In practice, the recipe matrix in Factorio is nearly “triangular,” which simplifies the solution process. The algorithmic substitution method described earlier is a way to solve these sparse triangular matrices efficiently.
Linear Programming for Optimization
However, Factorio introduces a complication that prevents a purely triangular matrix: oil and uranium processing. These processes create loops in the production chain, meaning we cannot always perfectly satisfy all output demands simultaneously. For example, you can’t demand 10 heavy oil per second and zero petroleum gas per second, as their production is interconnected.
This necessitates shifting from solving Ax = b to Ax ≥ b, meaning we aim to meet or exceed the desired output ‘b’. With inequalities, there can be multiple solutions, and we often want to find the best solution. This is where linear programming comes in.
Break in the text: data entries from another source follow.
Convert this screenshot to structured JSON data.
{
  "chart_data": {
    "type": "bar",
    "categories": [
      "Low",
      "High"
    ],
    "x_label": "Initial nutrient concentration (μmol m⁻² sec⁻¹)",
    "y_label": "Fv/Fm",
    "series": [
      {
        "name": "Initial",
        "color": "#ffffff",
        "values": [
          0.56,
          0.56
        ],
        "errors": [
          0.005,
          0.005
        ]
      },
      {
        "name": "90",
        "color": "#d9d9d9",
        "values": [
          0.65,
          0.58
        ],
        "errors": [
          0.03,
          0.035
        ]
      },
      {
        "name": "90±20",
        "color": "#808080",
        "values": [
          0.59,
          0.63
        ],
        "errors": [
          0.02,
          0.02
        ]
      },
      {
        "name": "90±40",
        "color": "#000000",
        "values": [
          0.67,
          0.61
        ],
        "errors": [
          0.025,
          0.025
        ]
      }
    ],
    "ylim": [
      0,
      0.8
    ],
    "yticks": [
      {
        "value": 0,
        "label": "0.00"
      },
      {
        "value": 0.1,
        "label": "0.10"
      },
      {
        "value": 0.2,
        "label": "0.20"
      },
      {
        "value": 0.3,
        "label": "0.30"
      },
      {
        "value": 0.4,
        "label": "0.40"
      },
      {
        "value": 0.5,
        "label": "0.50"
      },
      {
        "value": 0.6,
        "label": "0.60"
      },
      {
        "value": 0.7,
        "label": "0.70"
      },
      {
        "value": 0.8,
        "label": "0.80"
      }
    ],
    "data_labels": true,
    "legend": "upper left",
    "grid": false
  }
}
Linear programming helps us find the optimal solution by minimizing a “cost function,” represented as c·x, where ‘c’ is a cost vector. In Factorio, a reasonable cost function could be power consumption or raw resource usage. Linear programming also inherently includes the constraint that x ≥ 0, which makes sense as we can’t have negative factories.
Therefore, the most accurate way to calculate optimal ratios in Factorio, especially for complex production chains like oil processing, is to use linear programming. This involves creating a linear program with the recipe matrix, desired production rates, and a cost vector, and then using specialized solvers to find the optimal solution.
Oil Processing Ratios: A Practical Example
The complexity of oil processing ratios highlights the power of linear programming. In vanilla Factorio, the oil processing sub-system has 8 recipes producing 4 outputs (solid fuel, heavy oil, light oil, and petroleum gas). Linear programming reveals that at any optimal solution “vertex,” only 4 of these 8 recipes will be actively used.
Considering that producing solid fuel requires one recipe and basic oil refining is essential, this limitation implies choices. You might prioritize cracking both heavy and light oil (using two cracking recipes) while converting only one oil type to solid fuel. Alternatively, you might choose to convert multiple oil types to solid fuel and forgo cracking some oil types depending on your needs and resource balance.
Conclusion: Ratios are Key to Factorio Mastery
Understanding and applying ratios is fundamental to efficient factory design in Factorio. From simple science production to complex oil processing, grasping these mathematical relationships allows you to optimize resource utilization, scale production effectively, and ultimately, achieve greater automation and factory efficiency. While manual calculations can become complex, especially for advanced recipes, tools and calculators leverage these underlying principles to simplify ratio planning and empower you to build truly optimized Factorio factories.